All medicines in the EU must be approved at national or EU level before being placed on the market. The safety of a drug sold in the EU is monitored throughout its life. If it is dangerous, swift action is taken; sales are suspended, or the marketing permit is withdrawn.

The European Commission, the national authorities, and the European Medicines Agency (EMA) in London all play a part in this system.
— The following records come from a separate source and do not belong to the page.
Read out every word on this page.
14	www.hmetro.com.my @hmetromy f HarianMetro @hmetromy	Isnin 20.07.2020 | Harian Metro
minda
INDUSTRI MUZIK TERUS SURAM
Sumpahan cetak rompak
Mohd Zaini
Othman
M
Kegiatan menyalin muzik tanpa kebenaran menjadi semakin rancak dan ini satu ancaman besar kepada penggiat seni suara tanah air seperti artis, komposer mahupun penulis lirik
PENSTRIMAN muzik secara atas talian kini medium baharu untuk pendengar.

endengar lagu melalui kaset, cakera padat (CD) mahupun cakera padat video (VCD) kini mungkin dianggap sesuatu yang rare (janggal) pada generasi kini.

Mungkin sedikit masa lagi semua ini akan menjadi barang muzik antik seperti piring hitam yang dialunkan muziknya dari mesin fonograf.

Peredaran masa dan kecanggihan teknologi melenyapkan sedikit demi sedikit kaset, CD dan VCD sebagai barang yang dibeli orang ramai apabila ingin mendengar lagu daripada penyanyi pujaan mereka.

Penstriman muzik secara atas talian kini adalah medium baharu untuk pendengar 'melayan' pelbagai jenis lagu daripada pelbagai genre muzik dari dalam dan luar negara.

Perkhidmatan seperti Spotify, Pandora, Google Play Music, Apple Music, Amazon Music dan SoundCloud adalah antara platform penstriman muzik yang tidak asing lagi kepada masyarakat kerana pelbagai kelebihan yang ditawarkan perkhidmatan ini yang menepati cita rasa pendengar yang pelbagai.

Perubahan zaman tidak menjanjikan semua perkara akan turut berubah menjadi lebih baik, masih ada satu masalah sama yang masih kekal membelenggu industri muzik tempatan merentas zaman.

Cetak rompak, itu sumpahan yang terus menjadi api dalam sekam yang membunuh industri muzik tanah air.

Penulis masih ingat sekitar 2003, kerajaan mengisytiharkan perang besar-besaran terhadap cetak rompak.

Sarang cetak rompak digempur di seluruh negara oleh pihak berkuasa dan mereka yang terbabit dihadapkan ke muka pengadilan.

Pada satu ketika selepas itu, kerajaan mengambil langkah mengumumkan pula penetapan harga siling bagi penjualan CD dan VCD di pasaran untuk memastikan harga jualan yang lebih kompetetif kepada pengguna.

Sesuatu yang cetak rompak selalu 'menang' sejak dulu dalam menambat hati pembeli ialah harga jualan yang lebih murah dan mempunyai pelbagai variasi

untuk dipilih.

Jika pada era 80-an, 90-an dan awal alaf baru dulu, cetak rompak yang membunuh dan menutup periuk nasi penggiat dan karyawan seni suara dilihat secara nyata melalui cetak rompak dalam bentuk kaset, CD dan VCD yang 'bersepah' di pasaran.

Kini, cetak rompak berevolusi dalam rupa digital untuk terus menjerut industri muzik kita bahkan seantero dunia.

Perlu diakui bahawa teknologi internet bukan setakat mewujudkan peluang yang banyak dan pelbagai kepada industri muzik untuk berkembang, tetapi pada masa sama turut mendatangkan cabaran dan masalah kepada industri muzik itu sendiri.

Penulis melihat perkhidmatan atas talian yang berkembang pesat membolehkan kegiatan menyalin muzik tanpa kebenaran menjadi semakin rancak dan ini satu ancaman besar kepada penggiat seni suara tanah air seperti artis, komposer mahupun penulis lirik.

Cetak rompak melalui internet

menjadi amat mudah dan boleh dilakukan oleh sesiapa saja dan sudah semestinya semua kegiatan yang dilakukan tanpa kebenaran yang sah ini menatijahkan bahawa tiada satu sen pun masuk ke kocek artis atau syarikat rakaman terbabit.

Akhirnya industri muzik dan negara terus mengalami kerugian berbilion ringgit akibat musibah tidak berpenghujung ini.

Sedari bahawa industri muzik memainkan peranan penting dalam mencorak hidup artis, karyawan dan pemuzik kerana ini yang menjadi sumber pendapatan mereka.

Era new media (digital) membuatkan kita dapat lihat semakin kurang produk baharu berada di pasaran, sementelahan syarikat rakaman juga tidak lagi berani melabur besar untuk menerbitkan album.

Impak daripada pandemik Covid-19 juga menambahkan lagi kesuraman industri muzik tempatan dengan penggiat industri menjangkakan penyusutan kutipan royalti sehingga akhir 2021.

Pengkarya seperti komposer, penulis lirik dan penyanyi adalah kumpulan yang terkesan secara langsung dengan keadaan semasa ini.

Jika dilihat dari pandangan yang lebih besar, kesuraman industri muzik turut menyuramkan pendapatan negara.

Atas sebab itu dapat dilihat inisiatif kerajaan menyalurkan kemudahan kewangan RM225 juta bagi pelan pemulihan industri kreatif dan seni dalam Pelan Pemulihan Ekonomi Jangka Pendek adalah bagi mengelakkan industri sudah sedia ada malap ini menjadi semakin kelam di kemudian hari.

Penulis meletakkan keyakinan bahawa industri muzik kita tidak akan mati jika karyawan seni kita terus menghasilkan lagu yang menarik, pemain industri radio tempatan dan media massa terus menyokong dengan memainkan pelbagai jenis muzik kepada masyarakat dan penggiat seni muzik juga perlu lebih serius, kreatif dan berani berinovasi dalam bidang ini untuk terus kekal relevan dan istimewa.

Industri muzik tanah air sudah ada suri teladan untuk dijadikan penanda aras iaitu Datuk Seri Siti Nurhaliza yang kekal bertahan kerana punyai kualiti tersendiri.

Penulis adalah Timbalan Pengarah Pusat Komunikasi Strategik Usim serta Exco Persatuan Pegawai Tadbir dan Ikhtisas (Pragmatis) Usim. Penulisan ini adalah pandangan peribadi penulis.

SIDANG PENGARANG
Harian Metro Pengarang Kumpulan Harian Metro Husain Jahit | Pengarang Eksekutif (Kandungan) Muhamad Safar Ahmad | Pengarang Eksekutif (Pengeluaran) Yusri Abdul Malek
The EMA helps national regulators by coordinating the scientific assessment of medicines' quality, safety and efficacy.

Research & innovation

Through Horizon 2020, its research programme, the EU is set to spend almost €7.5 bn on research to improve European healthcare between 2014 and 2020.

Treatment abroad

The EU helps where it is necessary – or easier - to go abroad for treatment: if the nearest hospital is just across the border, for example, or if specialist treatment is only available abroad.

EU citizens' rights to treatment in another EU country are set out in an EU law on patients' rights in healthcare involving more than one EU country (cross-border healthcare), which also:

  • makes it easier for national health authorities to cooperate & share information on quality & safety standards in healthcare
  • guarantees recognition of prescriptions in other EU countries
  • paves the way for European Reference Networks - specialised centres of expertise where health experts from across Europe can share best practice.


The European health insurance card (EHIC) helps travellers obtain treatment if they fall ill abroad.

International cooperation

The EU works closely with strategic partners, such as the World Health Organisation, to improve healthcare worldwide through research, development aid, greater access to medicines, and so on.